The mobile phone market has already faced a 5 percent decrease in 2008 shipments versus expectations, according to Nokia. DRAMeXchange expects the market to reach 1.16 billion units sold in 2009, a decrease of 5.4 percent versus 2008. Consumers are reducing their spending habits as a result of the current economic slowdown—analysts expected the 2009 market to grow nearly 3 percent as late as November of 2008. According to analysts, only two of thirty-six polled analysts now expect the 2009 mobile market to grow at all, with worst-case expectations calling for a market reduction of 13 percent.
The growth rate for digital cameras is similarly down in 2009. While overall demand for digital cameras is higher than that of 2008 for all four quarters, the growth rate is expected to shrink to approximately 7.6 percent for the year. That’s a drop from 2008 and 2007’s growth rates of 18.6 percent and 21.3 percent respectively.

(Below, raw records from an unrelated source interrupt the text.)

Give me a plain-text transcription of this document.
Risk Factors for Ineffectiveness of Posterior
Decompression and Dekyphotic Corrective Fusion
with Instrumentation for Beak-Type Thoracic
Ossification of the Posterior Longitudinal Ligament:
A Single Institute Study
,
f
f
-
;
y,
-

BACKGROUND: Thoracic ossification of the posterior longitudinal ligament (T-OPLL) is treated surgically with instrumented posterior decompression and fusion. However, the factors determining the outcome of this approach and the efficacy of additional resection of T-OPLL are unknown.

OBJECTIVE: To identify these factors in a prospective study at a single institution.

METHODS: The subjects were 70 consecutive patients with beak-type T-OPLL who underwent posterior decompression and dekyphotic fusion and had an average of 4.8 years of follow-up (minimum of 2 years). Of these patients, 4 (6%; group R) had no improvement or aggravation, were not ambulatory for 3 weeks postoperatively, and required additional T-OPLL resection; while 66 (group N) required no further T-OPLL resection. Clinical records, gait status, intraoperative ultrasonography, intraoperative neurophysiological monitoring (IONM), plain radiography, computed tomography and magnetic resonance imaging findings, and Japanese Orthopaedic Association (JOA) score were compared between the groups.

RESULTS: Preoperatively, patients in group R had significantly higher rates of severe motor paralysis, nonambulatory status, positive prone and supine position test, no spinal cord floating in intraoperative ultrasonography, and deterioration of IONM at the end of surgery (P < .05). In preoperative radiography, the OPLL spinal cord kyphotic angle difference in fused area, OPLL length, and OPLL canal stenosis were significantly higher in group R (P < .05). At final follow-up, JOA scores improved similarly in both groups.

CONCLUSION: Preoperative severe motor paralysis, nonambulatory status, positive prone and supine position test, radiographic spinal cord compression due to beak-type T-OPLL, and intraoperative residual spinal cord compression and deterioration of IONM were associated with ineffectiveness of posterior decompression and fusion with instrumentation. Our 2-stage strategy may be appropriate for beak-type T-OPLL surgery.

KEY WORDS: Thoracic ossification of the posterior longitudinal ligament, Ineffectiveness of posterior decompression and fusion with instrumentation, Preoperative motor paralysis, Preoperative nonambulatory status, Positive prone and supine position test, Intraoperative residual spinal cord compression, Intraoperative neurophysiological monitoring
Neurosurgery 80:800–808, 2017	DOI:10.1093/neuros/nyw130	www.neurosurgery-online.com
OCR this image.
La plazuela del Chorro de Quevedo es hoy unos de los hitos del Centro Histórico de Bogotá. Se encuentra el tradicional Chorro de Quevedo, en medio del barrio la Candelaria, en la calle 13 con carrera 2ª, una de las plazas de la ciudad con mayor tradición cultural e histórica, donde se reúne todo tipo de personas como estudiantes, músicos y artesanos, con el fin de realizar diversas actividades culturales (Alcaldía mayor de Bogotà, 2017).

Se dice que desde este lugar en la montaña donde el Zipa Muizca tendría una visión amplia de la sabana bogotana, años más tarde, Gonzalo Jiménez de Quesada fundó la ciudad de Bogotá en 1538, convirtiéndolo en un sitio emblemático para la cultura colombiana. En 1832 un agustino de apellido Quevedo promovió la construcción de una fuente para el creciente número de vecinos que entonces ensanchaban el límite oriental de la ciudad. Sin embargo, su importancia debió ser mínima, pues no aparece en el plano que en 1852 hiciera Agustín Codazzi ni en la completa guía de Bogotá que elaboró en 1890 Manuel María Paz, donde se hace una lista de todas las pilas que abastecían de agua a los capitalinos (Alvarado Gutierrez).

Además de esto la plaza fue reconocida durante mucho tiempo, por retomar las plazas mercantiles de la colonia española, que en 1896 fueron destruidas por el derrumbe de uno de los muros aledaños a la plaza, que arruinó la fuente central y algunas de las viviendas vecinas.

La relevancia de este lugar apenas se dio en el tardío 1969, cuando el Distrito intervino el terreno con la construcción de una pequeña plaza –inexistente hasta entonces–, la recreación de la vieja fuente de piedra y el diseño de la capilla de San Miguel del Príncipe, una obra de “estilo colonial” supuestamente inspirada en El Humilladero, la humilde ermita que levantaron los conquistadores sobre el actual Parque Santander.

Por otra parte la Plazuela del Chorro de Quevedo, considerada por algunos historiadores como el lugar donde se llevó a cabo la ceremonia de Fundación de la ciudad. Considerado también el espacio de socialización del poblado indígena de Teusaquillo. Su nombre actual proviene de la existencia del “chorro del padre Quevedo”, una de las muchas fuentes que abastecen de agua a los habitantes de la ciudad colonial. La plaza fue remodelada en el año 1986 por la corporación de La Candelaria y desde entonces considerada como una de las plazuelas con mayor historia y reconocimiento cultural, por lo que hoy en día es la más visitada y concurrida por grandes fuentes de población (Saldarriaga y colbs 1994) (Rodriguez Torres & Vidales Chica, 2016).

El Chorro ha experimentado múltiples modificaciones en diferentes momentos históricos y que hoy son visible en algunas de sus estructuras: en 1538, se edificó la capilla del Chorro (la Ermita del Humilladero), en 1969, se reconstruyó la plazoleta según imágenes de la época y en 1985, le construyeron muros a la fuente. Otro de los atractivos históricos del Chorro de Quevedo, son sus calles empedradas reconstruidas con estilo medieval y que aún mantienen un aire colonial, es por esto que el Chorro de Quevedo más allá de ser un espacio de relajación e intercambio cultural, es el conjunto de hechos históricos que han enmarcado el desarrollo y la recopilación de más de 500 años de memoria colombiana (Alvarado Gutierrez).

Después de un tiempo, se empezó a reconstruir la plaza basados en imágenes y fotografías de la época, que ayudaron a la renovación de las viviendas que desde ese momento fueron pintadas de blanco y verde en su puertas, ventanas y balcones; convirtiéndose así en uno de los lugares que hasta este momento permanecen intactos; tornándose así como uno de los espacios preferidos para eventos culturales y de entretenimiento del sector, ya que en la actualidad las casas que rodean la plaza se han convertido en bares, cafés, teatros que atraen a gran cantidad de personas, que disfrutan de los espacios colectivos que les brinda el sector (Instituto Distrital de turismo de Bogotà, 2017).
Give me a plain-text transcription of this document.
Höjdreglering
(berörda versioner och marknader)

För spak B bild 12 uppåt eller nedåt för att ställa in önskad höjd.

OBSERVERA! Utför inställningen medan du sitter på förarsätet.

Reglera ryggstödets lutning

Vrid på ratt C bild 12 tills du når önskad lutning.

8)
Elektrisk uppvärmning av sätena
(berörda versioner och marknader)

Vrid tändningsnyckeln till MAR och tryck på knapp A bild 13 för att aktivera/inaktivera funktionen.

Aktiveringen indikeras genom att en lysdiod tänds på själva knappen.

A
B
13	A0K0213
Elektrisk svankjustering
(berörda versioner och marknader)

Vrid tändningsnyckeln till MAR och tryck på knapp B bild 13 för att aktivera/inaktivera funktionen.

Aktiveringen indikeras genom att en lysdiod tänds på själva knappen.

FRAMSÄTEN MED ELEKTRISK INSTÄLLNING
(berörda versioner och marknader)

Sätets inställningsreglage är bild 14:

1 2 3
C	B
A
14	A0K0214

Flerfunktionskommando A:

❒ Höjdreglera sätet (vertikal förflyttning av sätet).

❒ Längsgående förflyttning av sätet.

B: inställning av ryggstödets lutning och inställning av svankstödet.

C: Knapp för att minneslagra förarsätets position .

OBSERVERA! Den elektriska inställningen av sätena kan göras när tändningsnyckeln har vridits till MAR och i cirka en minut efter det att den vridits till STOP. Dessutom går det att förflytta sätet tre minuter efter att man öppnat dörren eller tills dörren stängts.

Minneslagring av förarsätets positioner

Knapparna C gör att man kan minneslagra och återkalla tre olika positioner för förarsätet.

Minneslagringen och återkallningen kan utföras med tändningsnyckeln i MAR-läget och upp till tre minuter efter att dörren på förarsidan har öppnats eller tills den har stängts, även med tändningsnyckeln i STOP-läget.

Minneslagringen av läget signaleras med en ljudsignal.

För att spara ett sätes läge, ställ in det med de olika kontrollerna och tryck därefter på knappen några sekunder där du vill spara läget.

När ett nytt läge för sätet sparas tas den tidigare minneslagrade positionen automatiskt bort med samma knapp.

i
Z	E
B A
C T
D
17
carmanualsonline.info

USB Flash Drives are expected to grow to 193 million units shipped, but that only represents a growth rate of nine percent over 2008 sales. It’s a substantial reduction against 2008’s growth rate of 26 percent. And solid-state drives aren’t faring any better, either. DRAMeXchange expects consumers to opt for magnetic storage in a clear majority of desktop and notebook purchases. The penetration rate for SSDs in the low-cost PC market will be lower than ten percent for 2009.
The enterprise market will face similar downturns in growth, mirroring the oversupply issues that continue to affect the NAND Flash market. Fortune 1000 companies have plenty of storage on-hand, according to an article by SearchStorage.com. Expect this to reduce 2009 storage budgets by up to half, with expectations for the growth of the storage market in 2009 to drop by half as well.
“Storage is still one of the better areas in the tech budget … but if the overall budget is being brought down, storage will still grow from year to year, but now it will grow at, say, 4 percent rather than 8 percent,” said Louis Miscioscia, managing director for Wall Street analyst firm Cowen and Company.
I don't think Seagate, Western Digital and SanDisk have much to worry about right now.